Frequently Asked Questions
Is my landlord required to fix a radon problem?
It depends on your state. In states with specific radon landlord statutes, yes — within the scope of those statutes. In states without specific radon laws, the implied warranty of habitability may apply if radon levels are sufficiently elevated, but this requires legal action to enforce and the outcome varies by jurisdiction and fact. For HUD-assisted housing in Zone 1 counties, federal requirements apply. Contact your state radon program and a tenant’s rights organization for state-specific guidance.
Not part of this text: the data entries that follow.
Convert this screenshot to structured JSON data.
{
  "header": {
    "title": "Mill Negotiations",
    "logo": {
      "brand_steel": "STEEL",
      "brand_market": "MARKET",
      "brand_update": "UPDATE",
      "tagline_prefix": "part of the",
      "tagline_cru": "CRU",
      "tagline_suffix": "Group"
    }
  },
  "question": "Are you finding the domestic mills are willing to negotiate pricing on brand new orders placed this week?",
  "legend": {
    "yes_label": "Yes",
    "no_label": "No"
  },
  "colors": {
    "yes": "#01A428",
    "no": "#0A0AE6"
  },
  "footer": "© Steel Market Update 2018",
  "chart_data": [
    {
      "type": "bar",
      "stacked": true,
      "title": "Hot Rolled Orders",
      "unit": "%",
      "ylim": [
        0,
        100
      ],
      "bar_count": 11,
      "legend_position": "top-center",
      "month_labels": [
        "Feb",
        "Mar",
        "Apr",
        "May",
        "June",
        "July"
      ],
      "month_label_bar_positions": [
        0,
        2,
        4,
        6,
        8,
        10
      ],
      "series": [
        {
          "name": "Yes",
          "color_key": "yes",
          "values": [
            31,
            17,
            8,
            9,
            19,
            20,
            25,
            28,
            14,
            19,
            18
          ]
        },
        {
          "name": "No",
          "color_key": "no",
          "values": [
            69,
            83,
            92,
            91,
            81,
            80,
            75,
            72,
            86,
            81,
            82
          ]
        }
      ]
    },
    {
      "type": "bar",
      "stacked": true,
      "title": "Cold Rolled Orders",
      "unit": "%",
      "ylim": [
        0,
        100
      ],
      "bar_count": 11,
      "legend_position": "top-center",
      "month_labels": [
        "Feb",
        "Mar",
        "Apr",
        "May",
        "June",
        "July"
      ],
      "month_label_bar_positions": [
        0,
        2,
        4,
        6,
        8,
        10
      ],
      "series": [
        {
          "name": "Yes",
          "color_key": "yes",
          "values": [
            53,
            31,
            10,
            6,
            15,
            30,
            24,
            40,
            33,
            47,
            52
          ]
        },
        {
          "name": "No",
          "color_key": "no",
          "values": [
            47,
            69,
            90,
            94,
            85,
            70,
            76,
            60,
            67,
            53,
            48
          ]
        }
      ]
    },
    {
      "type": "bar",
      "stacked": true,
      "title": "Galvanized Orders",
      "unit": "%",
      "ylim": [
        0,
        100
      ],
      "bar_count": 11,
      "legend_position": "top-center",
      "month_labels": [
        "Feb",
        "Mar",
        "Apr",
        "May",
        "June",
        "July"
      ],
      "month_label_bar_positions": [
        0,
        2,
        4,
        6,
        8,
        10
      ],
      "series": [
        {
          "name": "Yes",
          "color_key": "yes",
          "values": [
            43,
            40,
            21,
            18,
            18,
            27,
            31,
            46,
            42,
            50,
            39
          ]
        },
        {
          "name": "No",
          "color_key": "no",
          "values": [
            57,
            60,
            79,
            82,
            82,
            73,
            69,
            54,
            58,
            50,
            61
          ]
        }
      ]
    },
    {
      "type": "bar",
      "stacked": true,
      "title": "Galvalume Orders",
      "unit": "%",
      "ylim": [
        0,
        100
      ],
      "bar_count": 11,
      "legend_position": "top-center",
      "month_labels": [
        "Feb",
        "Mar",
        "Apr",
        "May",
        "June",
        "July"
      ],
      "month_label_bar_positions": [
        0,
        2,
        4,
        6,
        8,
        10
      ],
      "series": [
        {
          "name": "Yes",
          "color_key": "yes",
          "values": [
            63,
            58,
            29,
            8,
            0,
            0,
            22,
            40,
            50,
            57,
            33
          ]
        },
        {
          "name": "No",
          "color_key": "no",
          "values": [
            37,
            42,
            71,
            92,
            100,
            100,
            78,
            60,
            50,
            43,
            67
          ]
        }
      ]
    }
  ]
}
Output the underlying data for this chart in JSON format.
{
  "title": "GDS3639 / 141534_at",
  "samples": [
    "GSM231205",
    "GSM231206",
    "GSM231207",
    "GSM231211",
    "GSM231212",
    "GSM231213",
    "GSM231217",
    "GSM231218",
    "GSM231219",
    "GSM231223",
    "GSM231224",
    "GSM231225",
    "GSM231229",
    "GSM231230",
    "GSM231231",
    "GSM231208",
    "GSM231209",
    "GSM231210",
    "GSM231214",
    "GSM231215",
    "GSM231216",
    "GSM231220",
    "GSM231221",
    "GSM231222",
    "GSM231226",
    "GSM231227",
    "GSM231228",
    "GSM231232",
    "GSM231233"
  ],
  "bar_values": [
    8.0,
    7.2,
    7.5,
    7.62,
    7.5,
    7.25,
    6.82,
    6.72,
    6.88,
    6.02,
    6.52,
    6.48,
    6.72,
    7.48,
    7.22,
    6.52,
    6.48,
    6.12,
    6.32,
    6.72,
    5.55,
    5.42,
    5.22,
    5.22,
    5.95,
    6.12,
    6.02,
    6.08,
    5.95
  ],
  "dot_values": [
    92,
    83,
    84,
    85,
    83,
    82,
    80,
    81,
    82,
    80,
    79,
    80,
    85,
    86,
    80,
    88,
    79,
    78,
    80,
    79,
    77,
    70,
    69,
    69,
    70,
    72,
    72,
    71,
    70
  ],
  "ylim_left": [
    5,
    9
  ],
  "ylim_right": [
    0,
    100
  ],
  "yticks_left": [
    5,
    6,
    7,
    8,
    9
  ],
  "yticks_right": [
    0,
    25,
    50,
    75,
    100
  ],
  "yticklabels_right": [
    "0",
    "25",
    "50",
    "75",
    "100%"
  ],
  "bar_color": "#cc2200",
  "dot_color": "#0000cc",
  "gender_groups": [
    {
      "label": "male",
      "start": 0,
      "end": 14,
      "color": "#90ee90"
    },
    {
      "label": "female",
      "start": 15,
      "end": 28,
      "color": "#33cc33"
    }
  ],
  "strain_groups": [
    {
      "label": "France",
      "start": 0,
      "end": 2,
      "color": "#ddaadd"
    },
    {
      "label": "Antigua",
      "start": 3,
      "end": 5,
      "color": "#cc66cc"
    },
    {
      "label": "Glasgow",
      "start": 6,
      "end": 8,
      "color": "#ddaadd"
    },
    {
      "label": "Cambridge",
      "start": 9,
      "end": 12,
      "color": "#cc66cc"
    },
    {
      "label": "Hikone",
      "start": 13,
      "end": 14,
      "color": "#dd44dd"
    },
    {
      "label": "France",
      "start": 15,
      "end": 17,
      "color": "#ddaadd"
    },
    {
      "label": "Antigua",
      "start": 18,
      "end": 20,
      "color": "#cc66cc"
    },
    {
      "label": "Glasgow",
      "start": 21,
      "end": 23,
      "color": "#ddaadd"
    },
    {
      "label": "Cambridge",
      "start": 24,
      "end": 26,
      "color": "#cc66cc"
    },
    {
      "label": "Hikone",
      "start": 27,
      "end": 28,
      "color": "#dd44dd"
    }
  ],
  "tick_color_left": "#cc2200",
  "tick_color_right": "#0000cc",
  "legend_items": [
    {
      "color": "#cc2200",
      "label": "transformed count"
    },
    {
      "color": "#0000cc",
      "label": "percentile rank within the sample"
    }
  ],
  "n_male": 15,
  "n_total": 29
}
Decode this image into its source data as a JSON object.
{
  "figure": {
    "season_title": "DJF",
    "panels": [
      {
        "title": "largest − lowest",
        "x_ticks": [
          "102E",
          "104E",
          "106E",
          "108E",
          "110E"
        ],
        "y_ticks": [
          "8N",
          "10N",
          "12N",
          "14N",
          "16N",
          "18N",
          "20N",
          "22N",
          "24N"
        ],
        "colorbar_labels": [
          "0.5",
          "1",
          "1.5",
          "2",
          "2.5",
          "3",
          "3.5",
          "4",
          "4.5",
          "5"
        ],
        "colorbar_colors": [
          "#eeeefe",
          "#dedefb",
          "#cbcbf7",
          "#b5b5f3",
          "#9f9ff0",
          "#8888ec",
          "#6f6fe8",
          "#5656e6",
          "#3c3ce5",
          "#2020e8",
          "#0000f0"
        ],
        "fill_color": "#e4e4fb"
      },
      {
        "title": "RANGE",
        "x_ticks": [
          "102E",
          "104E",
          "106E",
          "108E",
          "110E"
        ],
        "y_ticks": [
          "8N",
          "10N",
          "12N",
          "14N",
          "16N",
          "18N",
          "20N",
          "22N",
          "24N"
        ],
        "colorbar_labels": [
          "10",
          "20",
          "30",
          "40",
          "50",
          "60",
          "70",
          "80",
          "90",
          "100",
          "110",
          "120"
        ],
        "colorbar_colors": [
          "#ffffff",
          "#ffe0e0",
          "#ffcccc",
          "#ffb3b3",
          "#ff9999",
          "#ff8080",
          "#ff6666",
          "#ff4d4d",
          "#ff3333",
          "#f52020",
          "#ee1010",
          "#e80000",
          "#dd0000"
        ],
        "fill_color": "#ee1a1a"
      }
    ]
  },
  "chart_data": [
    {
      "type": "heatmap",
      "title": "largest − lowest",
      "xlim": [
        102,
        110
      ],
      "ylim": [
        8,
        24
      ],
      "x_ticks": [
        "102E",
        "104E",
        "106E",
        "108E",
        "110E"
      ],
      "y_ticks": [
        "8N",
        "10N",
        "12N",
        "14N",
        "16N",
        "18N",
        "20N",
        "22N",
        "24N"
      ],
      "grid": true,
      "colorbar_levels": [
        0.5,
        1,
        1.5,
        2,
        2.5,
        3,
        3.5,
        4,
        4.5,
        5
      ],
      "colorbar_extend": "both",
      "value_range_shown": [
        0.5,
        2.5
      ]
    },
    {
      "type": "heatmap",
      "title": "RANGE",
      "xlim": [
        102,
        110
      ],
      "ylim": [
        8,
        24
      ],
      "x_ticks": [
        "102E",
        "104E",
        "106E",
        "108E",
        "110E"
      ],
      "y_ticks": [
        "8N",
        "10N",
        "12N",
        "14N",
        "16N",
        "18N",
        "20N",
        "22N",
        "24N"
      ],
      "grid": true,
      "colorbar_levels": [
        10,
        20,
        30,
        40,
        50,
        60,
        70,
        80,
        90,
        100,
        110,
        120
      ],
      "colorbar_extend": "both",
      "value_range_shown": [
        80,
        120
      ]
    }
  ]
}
Can I test my rental unit for radon without the landlord’s permission?
Placing a charcoal canister radon test device on a shelf in your own unit is not a modification or alteration — it is equivalent to using an air quality monitor. Most leases do not prohibit this. However, drilling any holes or installing equipment would require landlord permission. Review your lease before conducting any testing and consult a tenant’s rights organization if you have concerns about lease terms.
What radon level should I be concerned about in my rental?
Any result at or above EPA’s action level of 4.0 pCi/L warrants notification to your landlord and a request for professional testing and mitigation. The WHO reference level of 2.7 pCi/L is a more conservative benchmark that some tenant advocates recommend. Results between 2.0 and 4.0 pCi/L are elevated above EPA’s “consider mitigating” threshold and warrant at minimum a conversation with your landlord and consideration of whether to pursue professional testing.
Can I break my lease because of elevated radon?
Lease termination for habitability reasons is a remedy available in some states when a landlord fails to address a known habitability defect after written notice. Whether elevated radon qualifies as a habitability defect allowing lease termination depends on your state’s landlord-tenant law, the radon concentration, the landlord’s response to notification, and other factors specific to your situation. Consult a tenant’s rights attorney before terminating a lease — early termination without proper legal basis can result in financial penalties.